MPI - Payday Loans
Mr PITT: It's a great pleasure to rise to speak on this MPI. There has been some very good contributions from both sides of the parliament as part of this debate. In my view, this is an industry which I simply don't like. I really don't. I don't like the fact that it exists. I don't like the fact that it does what it has to. But I know that in places it is necessary. This is not about what I may or may not like, because I do not walk in the shoes of these people. We are in a fortunate position here. We are well paid. We have a position of great privilege and we are here to fight for those people.

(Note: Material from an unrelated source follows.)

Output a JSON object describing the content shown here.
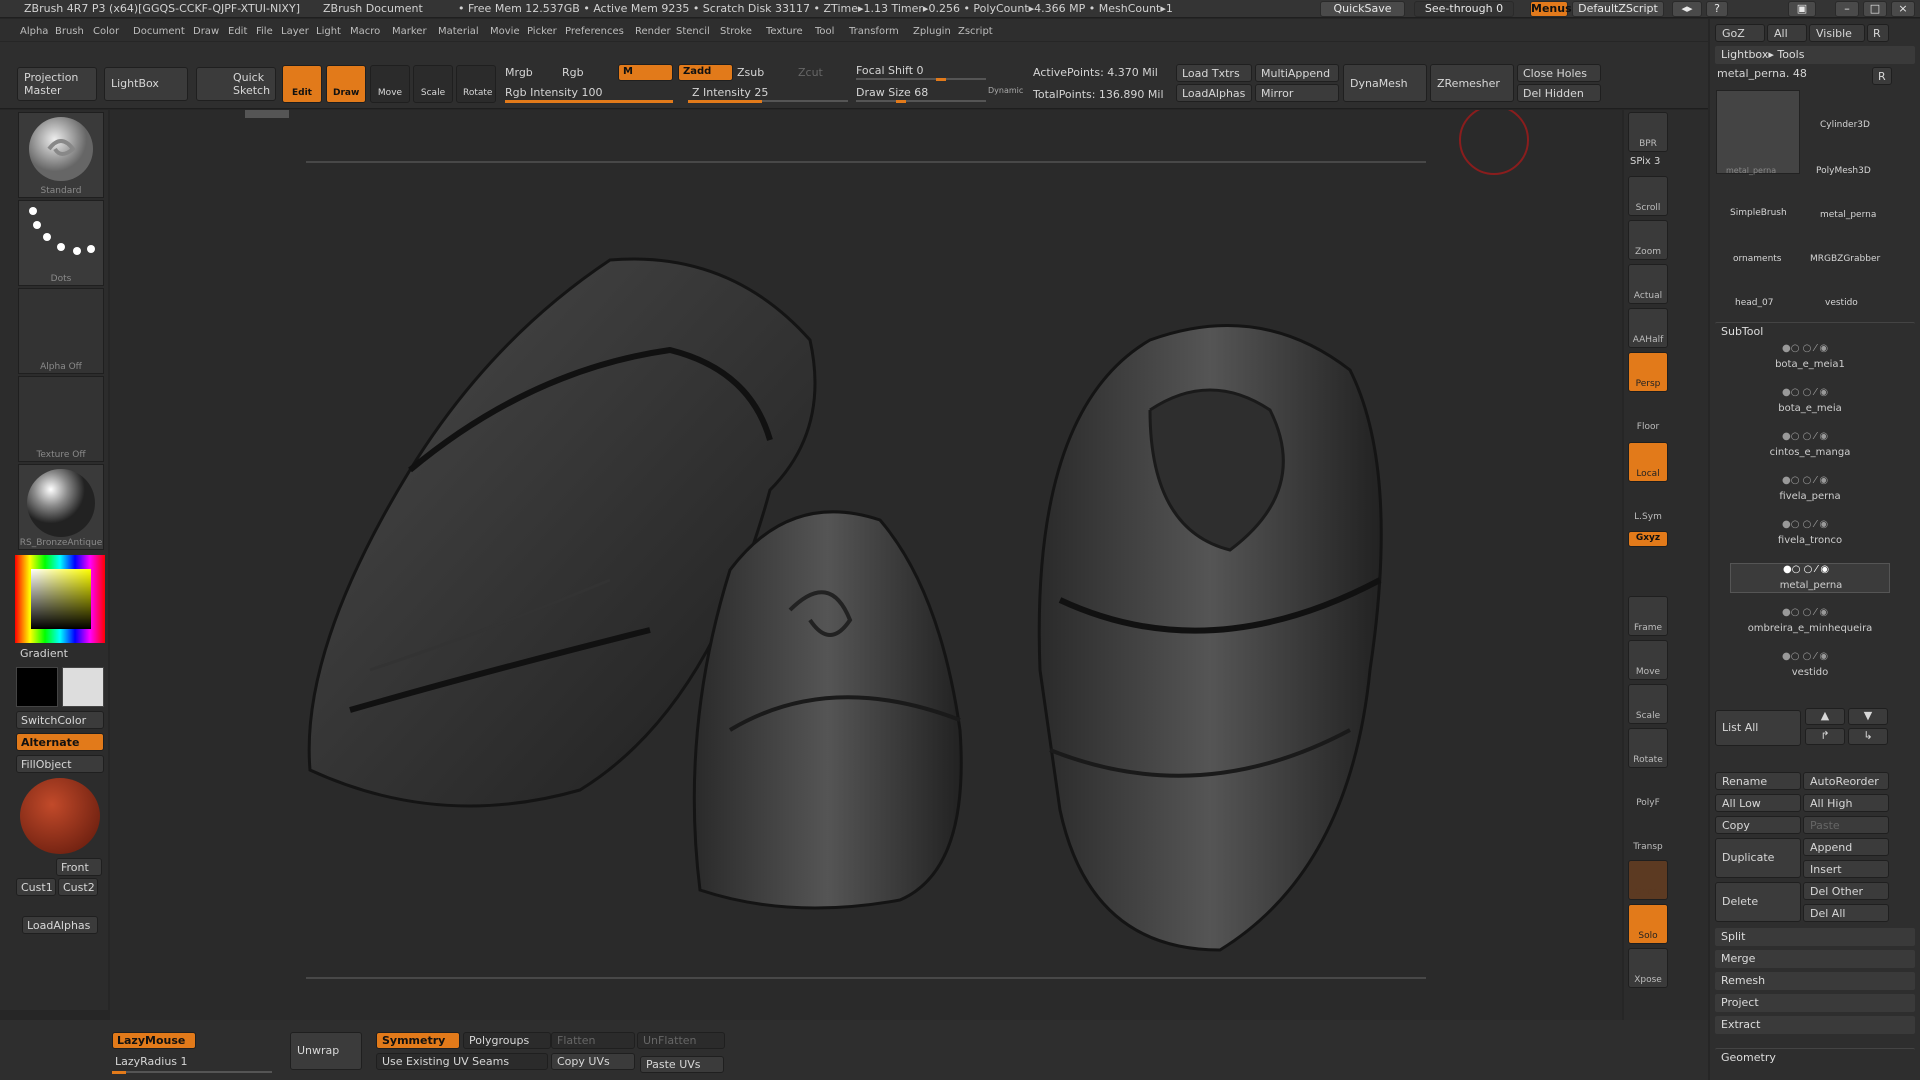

In my electorate, we have a per capita net income for the year of just $34,000. It is the lowest in the country and has been for some 20 years. So the people that I represent use this industry. Would I like them to make good decisions at every single opportunity? Yes, I would. Would I like them to not get the big-screen TV and the PlayStation before they get the fridge and the washing machine? Yes, I would. But I also take the point from the member for Mackellar that, on the occasions when they are short of money, when they have a punctured tyre, as the member for Moreton mentioned, and they have no other mechanism by which to pay their rent or power bill, they do take these opportunities. So this is a difficult issue, a difficult issue indeed.
I recognise the contribution of the member for McMillan. It's not usual that we hear Latin in this place, and I've got to say, in my schooling, it wasn't something that we focused on or had as a subject. But it was a good contribution. But how do we regulate free will? How do we regulate so that people make the right choices? In my view, I don't think we can. As I said, I might not like the industry or the fact that it exists; however, it is a necessary evil.
So what we must do is ensure we put more money into people's pockets. There is a better way to deal with this, and that is to ensure that people actually have more available cash. It really is. And, in my view, the simplest way to do that for all Australians is to do what the Minister for Energy said today in his announcements around energy, because one of the biggest cost-of-living issues is the price of electricity. If you are in a low-income household and your quarterly bill goes up to almost $2,000, how do you pay that? I have seen people in my electorate who simply can't pay. We have one of the highest disconnection rates for nonpayment of electricity bills in the state. What can we do about this at a federal level? Well, the minister made some announcements today about electricity prices. Unfortunately, in my area, every single component of that price is controlled by the Queensland state Labor government—every single one. They have the only retailer in town. They own all of the transmission, all of the poles and wires, and 70 per cent of the generators. They set the price through the QCA. The Queensland Labor government could fix this tomorrow with a single signature. Annastacia Palaszczuk, the Premier of Queensland, could change the price of electricity in those regional areas. But they refuse to do it for one simple reason: they are milking over a billion dollars out of that industry every single year. It is an electricity tax, pure and simple. It is paid for by some of the poorest people in this country, and I think that is unacceptable.
We're talking about those who have to go to a payday lender to get $50 or $100 to get them through to next week. Do I like it? No, I do not. I do not like the fact (a) that they have to do it or (b) that there are some exorbitant and questionable practices, and I say that on the record. But the best thing we can do for all of them is drive down the cost of living. It doesn't matter whether it is the water bill, the rates bill or the power bill; we have people who simply cannot pay.
The announcements today by Minister Taylor are very substantial, I think—the proposal that will go to the market to look to build more generating capacity. In Far North Queensland, there is an opportunity to build a hydro power station. I know those opposite are very keen on renewables. Well, this is one that works. It is traditional hydro at Tully-Millstream—600 megawatts at an existing station which will add capacity into the market. Capacity into the market is demand and supply. The more supply you have, the less demand you have, the lower the price. But the Queensland Labor government—
Mr Perrett interjecting—
Mr PITT: And the member for Moreton knows this; he knows this. The price of electricity in Queensland is absolutely 100 per cent controlled by the Queensland Labor government. There is no-one else. There is no other retailer. There is no other provider. There is no-one that sets the price but them. I say again to the Premier: you have an opportunity to help the people of Queensland right now. You have an opportunity to help the people of Queensland and the businesses of Queensland, and those who have to use these types of facilities from payday lenders. You can drive down the price of electricity at the stroke of a pen, and I suggest you do it and do it quickly.